The Ministry has also intensified the offering of short-term bonds significantly during Q1 of FY 2021/22. It is scheduled to offer two-year bonds worth EGP 45bn, in addition to “Zero Coupon” bonds, for a period of one and a half years, at a value of EGP 29.5bn.

Moreover, the Ministry is scheduled to offer 3-year bonds worth EGP 18bn, 5-year bonds worth EGP 19.5bn, 7-year bonds worth EGP 13.5bn, 10-year bonds worth EGP 12.5bn, and 15-year bonds worth EGP 3bn.

Banks operating in the Egyptian market are the largest investors in T-bills and bonds, which the government regularly issues to finance the state’s general budget deficit.

These bonds and bills are offered through 15 banks that participate in the primary dealers system in the primary market. These banks resell part of them in the secondary market to individual investors and local and foreign institutions.

Earlier last week, CBE revealed that the volume of outstanding balances of T-bills only increased to about EGP 1.554trn in May 2021, compared to about EGP 1.533tn in April 2021, an increase of about EGP 21bn.

 According to the CBE, the investments of public sector banks in T-bills amounted to about EGP 252.291bn in May, compared to EGP 285.024bn in April. The investments of private sector banks in T-bills amounted to about EGP 344.790bn, compared to EGP 337.7bn.

The investments of specialized banks in this sector amounted to EGP 30.468bn during May, compared to EGP 31.562bn in April, while the investments of foreign bank branches in Egypt amounted to EGP 46.801bn in May 2021, compared to EGP 47.082bn in April.

According to CBE, the size of the domestic public debt amounted to about EGP 4.742trn in June 2020, representing about 81.5% of the gross domestic product (GDP), of which 87.8% is owed by the government, 6% is owed by public economic bodies, and 6.2% is owed by the National Investment Bank (NIB).

The net balance of domestic debt owed by the government amounted to about EGP 4.163trn, an increase of about EGP 432.8bn during FY 2019/20, while the net balance of public economic bodies amounted to EGP 286.4bn, an increase of EGP 3.5bn, and the net debt of NIB, minus the bank’s inter-debt of public economic bodies and the bank’s investments in government securities, reached about EGP 292.1bn, an increase of EGP 23.7bn.

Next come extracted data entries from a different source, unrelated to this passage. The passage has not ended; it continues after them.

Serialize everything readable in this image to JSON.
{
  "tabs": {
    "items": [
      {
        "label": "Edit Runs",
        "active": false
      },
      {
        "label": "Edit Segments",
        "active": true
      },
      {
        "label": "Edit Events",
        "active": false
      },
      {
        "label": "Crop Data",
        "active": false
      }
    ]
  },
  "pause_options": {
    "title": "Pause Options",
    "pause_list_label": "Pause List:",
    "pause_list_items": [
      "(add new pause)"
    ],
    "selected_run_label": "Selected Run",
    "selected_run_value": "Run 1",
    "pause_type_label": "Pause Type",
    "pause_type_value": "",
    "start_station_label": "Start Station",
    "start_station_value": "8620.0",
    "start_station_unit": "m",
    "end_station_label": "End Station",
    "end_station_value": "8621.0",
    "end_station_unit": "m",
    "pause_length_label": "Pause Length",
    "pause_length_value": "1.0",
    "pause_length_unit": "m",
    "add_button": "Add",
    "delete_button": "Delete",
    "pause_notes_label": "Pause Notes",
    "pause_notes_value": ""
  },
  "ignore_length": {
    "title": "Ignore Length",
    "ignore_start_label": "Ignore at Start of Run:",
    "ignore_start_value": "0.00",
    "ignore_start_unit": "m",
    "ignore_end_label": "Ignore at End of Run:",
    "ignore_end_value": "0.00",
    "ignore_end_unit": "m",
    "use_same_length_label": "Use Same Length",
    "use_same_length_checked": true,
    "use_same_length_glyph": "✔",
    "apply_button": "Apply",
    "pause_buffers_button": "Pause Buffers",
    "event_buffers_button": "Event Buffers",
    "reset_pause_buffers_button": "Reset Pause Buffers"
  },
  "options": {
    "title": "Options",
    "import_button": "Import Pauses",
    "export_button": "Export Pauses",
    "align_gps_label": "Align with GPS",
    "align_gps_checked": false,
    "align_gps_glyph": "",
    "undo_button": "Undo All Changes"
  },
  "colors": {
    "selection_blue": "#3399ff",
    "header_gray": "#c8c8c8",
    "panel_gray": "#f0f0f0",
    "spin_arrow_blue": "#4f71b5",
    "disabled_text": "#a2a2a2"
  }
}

Ahmed Kojak, Deputy Minister of Finance, revealed earlier that the ministry aims to reduce the total deficit in the state’s general budget to about 7.8-7.9% of GDP during FY 2020/21 and to 6.6% of GDP during 2021/22. The general debt will also reach about 89% of GDP by June 2021. The Ministry targets a primary surplus of 0.7-0.9% of GDP in 2020/21 and a surplus of 1.5% in 2021/22.